Only quantum mechanics could explain why this does not happen by showing that electrons exist in quantized orbits proportional to Planck's constant. 


Louis de Broglie showed that they must be waves. And Erwin Schrodinger developed an equation to explain this wavelike behavior.


Max Born came up with the idea that the wave function in the Schrodinger equation should be interpreted as a probability.


So quantum objects have only a probability of being found at any particular location in space, which can only be determined once we measure it, not in advance. 


Quantum objects are not like little basketballs. They are like waves because they create interference patterns like we see in the double slit experiment. The problem is that we only observe particles, not waves. 


So the concept of measurement was introduced to account for what we observe.


The most common interpretation of quantum mechanics is that whenever a measurement is made, the wave collapses and becomes a localized wave, or particle.


What is a measurement?

Measurement is an interaction, and interaction of the quantum object with some kind of measuring device, more specifically an irreversible exchange of energy.


But there is a huge problem. No one can explain how or why this “wave collapse” occurs through measurement.


This is called the “measurement problem” in quantum mechanics. And since all our information comes from a measurement of some kind, we can never directly see this quantum world.

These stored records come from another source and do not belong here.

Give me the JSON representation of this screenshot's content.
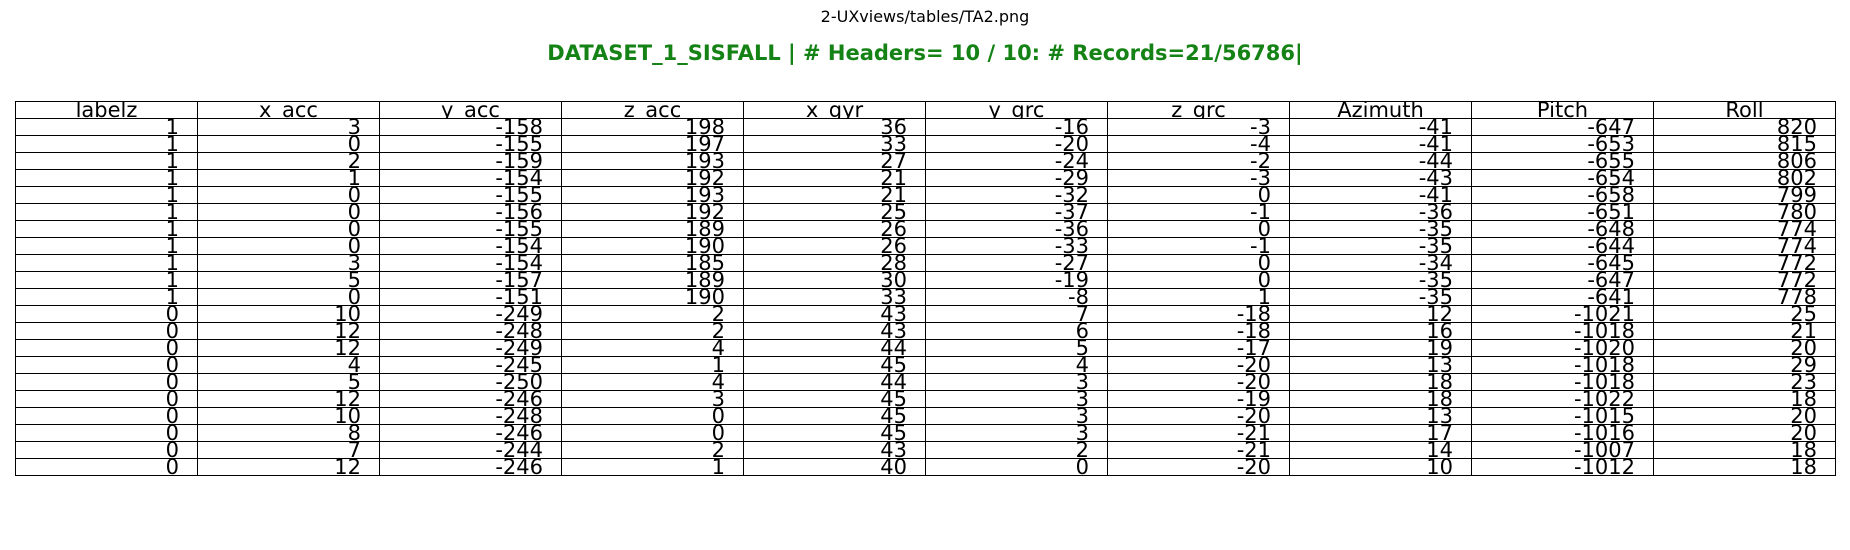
{
  "header": {
    "file_path": "2-UXviews/tables/TA2.png",
    "dataset_title": "DATASET_1_SISFALL | # Headers= 10 / 10: # Records=21/56786|",
    "title_color": "#148214"
  },
  "chart_data": {
    "type": "table",
    "columns": [
      "labelz",
      "x_acc",
      "y_acc",
      "z_acc",
      "x_gyr",
      "y_grc",
      "z_grc",
      "Azimuth",
      "Pitch",
      "Roll"
    ],
    "rows": [
      [
        1,
        3,
        -158,
        198,
        36,
        -16,
        -3,
        -41,
        -647,
        820
      ],
      [
        1,
        0,
        -155,
        197,
        33,
        -20,
        -4,
        -41,
        -653,
        815
      ],
      [
        1,
        2,
        -159,
        193,
        27,
        -24,
        -2,
        -44,
        -655,
        806
      ],
      [
        1,
        1,
        -154,
        192,
        21,
        -29,
        -3,
        -43,
        -654,
        802
      ],
      [
        1,
        0,
        -155,
        193,
        21,
        -32,
        0,
        -41,
        -658,
        799
      ],
      [
        1,
        0,
        -156,
        192,
        25,
        -37,
        -1,
        -36,
        -651,
        780
      ],
      [
        1,
        0,
        -155,
        189,
        26,
        -36,
        0,
        -35,
        -648,
        774
      ],
      [
        1,
        0,
        -154,
        190,
        26,
        -33,
        -1,
        -35,
        -644,
        774
      ],
      [
        1,
        3,
        -154,
        185,
        28,
        -27,
        0,
        -34,
        -645,
        772
      ],
      [
        1,
        5,
        -157,
        189,
        30,
        -19,
        0,
        -35,
        -647,
        772
      ],
      [
        1,
        0,
        -151,
        190,
        33,
        -8,
        1,
        -35,
        -641,
        778
      ],
      [
        0,
        10,
        -249,
        2,
        43,
        7,
        -18,
        12,
        -1021,
        25
      ],
      [
        0,
        12,
        -248,
        2,
        43,
        6,
        -18,
        16,
        -1018,
        21
      ],
      [
        0,
        12,
        -249,
        4,
        44,
        5,
        -17,
        19,
        -1020,
        20
      ],
      [
        0,
        4,
        -245,
        1,
        45,
        4,
        -20,
        13,
        -1018,
        29
      ],
      [
        0,
        5,
        -250,
        4,
        44,
        3,
        -20,
        18,
        -1018,
        23
      ],
      [
        0,
        12,
        -246,
        3,
        45,
        3,
        -19,
        18,
        -1022,
        18
      ],
      [
        0,
        10,
        -248,
        0,
        45,
        3,
        -20,
        13,
        -1015,
        20
      ],
      [
        0,
        8,
        -246,
        0,
        45,
        3,
        -21,
        17,
        -1016,
        20
      ],
      [
        0,
        7,
        -244,
        2,
        43,
        2,
        -21,
        14,
        -1007,
        18
      ],
      [
        0,
        12,
        -246,
        1,
        40,
        0,
        -20,
        10,
        -1012,
        18
      ]
    ]
  }
}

Everything we observe must go through this measuring process that seems to result in the conversion of quantum objects into particles.


So how this wave evolves according the Schrodinger equation, is never actually seen. This is a fundamental problem that we need to resolve. In Quantum mechanics, objects have wave-like behavior described by wave functions, which are abstract mathematical solutions to the Schrodinger equation.


These waves aren't localized but instead take up all of space. It isn't until you look for a particle that it becomes what appears to be a particle; before that, the particle is a collection of probability waves that theoretically extend out to the entire universe. 


This has profound consequences. One is called the Uncertainty Principle, which states that you can never simultaneously know exactly where something is, and how fast it is going. More precisely we cannot know the position and momentum at the same time. This is not a limitation of our measuring devices. The universe itself doesn’t know the answer. 


Why don’t we see this wave behavior in macro objects like a basketball? Well, actually all objects actually do have wave-like behavior! But their wavelength is so small, that you don't notice it. For example, the wavelength of a tennis ball moving 10 meters/second, is 10^-33 m. This is less than the width of a proton. 


A second consequence of wave-like behavior is nonlocality. A wave exists over multiple regions of space. This nonlocality explains interference, but it also means that waves can add together to give complex interference patterns. This gives rise to strange correlations between such particles, called “Entanglement.” 


Einstein called this, “Spooky action at a distance” because it appears to indicate instant communication between distant objects at faster than the speed of light, which is forbidden by Relativity theory. But while two or more objects are correlated, no communication is actually happening. 


The wave behavior of electrons also means that the concept of circular orbits of electrons around the nucleus of atoms, that you commonly see everywhere, is wrong. A better picture is that they exist in a well-defined probability cloud around the nucleus.


The main point is that the Universe is quantized. Familiar quantities such as energy, momentum, electric charge, mass – possibly even time and space – are not continuous.


They occur in discrete quantum units.